Silver Linings Checkbook

Not everyone has the view from above
If you're an optimist, or better yet, if you're riding the wave right now, then what the Valley has given rise to  is a beauteous thing. It's a microcosm of what the United States is supposed to be about. A land of opportunity, money sluices like waterslides, nice paying jobs like low hanging fruit.

I've struggled to explain this to non-California residents, though: living in the Bay Area comes with its fair share of joy, but it is no guarantee of wealth and success, regardless of your skills. We have truly become a vast sprawling metropolis of haves, have-nots, and temporary-cum-permanent new residents struggling to find their place. It's made the experience of being here a splintered one, one that still comes with a fair share of reward, but leaves much to be desired.

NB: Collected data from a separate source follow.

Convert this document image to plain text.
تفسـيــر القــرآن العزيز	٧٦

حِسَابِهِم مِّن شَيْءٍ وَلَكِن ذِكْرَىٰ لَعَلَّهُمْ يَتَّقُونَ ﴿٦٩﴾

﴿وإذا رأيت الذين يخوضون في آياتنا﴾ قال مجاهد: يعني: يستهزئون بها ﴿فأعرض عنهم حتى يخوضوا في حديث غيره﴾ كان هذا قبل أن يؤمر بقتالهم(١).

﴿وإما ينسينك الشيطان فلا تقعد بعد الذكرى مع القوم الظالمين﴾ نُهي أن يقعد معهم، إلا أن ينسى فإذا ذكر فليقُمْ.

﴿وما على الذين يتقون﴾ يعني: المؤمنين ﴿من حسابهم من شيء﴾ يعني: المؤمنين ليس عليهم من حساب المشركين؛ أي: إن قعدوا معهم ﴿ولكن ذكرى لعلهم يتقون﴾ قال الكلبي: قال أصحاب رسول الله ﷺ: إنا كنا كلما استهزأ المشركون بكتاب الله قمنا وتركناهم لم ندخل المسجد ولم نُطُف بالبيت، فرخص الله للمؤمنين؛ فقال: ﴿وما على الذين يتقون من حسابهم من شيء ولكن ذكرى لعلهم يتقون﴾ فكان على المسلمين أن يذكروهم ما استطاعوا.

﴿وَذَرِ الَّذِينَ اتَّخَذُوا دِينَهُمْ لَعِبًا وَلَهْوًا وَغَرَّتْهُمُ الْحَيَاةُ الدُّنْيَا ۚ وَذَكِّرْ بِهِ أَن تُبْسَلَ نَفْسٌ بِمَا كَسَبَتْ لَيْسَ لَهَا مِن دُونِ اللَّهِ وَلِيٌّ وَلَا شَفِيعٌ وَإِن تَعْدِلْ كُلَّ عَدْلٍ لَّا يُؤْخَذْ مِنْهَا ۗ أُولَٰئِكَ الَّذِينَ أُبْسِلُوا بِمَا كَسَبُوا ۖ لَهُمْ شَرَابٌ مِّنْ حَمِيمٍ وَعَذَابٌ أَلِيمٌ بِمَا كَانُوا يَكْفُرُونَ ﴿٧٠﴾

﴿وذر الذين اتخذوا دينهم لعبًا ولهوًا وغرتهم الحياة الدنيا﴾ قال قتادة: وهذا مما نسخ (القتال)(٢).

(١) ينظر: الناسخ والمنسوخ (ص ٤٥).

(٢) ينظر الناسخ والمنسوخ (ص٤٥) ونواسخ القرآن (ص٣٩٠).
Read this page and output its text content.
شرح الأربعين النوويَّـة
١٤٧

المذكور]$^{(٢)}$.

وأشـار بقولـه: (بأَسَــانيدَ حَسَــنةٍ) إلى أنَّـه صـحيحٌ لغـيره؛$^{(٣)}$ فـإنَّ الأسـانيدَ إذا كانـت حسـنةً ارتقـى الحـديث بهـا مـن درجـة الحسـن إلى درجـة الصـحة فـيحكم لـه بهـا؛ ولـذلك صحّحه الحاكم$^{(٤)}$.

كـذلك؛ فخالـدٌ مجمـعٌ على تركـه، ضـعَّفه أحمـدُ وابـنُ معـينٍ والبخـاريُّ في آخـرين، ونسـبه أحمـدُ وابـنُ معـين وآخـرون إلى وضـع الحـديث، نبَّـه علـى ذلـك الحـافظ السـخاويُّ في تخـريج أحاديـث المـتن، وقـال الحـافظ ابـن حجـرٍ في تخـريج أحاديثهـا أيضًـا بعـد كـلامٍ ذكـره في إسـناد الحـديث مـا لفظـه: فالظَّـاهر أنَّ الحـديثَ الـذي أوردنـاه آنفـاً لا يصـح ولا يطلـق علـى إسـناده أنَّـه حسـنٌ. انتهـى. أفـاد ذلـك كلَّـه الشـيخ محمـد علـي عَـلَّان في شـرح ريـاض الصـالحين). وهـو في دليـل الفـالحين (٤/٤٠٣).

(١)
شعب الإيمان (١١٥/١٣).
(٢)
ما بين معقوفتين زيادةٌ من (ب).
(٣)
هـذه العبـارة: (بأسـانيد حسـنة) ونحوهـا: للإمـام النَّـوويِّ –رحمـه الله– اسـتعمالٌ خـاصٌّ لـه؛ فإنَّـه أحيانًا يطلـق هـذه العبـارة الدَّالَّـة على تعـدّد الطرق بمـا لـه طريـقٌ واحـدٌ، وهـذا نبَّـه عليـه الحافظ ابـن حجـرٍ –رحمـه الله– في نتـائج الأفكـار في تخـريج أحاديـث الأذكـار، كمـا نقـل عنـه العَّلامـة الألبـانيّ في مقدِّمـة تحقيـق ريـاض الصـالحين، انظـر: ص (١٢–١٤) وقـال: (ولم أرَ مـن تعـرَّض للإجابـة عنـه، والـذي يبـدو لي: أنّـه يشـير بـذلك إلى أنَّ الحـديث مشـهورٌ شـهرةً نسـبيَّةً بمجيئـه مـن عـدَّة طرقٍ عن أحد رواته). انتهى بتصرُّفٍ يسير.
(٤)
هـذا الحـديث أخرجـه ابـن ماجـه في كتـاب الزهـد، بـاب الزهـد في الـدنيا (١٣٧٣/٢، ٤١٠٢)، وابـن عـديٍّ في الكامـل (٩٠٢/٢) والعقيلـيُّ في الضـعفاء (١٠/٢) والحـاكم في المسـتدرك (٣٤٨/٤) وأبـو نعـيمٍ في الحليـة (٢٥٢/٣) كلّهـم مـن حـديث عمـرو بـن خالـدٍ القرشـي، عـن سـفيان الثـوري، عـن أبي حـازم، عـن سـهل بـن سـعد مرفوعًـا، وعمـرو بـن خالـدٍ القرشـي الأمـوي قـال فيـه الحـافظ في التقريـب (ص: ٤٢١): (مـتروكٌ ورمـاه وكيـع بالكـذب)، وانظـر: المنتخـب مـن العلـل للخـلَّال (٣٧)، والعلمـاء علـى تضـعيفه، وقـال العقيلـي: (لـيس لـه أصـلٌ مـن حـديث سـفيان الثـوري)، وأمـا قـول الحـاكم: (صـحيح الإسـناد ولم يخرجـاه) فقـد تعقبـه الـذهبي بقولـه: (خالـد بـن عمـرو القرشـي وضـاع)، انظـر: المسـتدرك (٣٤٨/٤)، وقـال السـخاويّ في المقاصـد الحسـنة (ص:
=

We have the ocean close by. We have the eminently visit-able (but prohibitively expensive) San Francisco to the north. We have friends - and, by god, you'd better know who you are by now, because you are arguably the reason that living here is not more painful - who make the sprawl seem smaller and more manageable. There is much to love.

But I cannot help but pine - not so much for the Silicon Valley of old, which was destined to change, but for the promise of its evolution that never fully came to pass. We're an economic behemoth, a musclebound tech celebrity with an entourage of architects and brokers, kicking sand in the face of the outcast pioneers that build the foundations of our home. It is the price of great success, I suppose, to be this way. And it is not, as my wailing ranting might suggest, all bad. But despite all the good, I can't escape the sensation that what defines us is in pieces, drifting apart like the continents and in danger of losing cohesion and ultimately, import.

Comments

EtheReed said…
I enjoyed this piece and although I am also happy that I grew up in the valley (especially the social liberalism), I'm glad that I am not still there.